Ian French

Personal information
- Full name: Ian French
- Born: 28 December 1960 (age 64) Brisbane, Queensland, Australia

Playing information
- Position: Second-row, Lock
Club
| Years | Team | Pld | T | G | FG | P |
|  | Wynnum Manly |  |  |  |  |  |
| 1985–86 | Castleford | 20 | 11 | 0 | 0 | 44 |
| 1987–90 | North Sydney Bears | 71 | 15 | 0 | 0 | 60 |
|  | Total | 91 | 26 | 0 | 0 | 104 |
Representative
| Years | Team | Pld | T | G | FG | P |
| 1985–87 | Queensland | 9 | 3 | 0 | 0 | 12 |
- Source: As of 24 January 2019
- Relatives: Brett French (brother)

= Ian French =

Australian rugby league footballer

Ian French (born 28 December 1960) is an Australian former rugby league footballer who played in the 1980s and 1990s. French is the brother of fellow Queensland State of Origin player Brett French.
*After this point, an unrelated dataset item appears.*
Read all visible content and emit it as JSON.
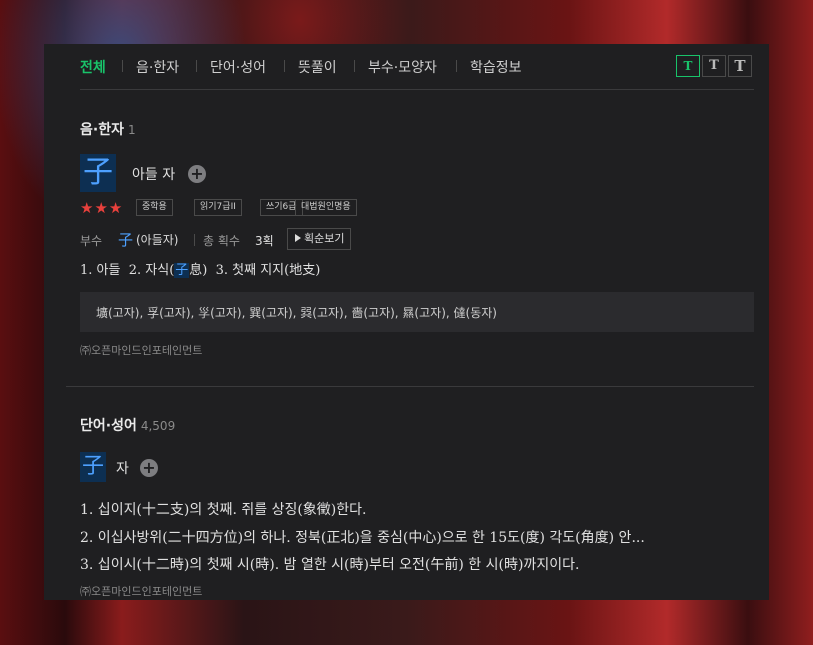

While playing in the Brisbane Rugby League premiership in 1985, French won the Rothmans Medal as player of the season.

==Playing career==

===Challenge Cup Final appearances===
French played for Castleford in their 15–14 victory over Hull Kingston Rovers in the 1986 Challenge Cup Final during the 1985–86 season at Wembley Stadium, London on Saturday 3 May 1986.

===Career records===
Castleford's most tries scored in a match record is 5-tries, and is jointly held by; Derek Foster against Hunslet on 10 November 1972, John Joyner against Millom on 16 September 1973, Stephen Fenton against Dewsbury on 27 January 1978, Ian French against Hunslet on 9 February 1986, and St. John Ellis against Whitehaven on 10 December 1989.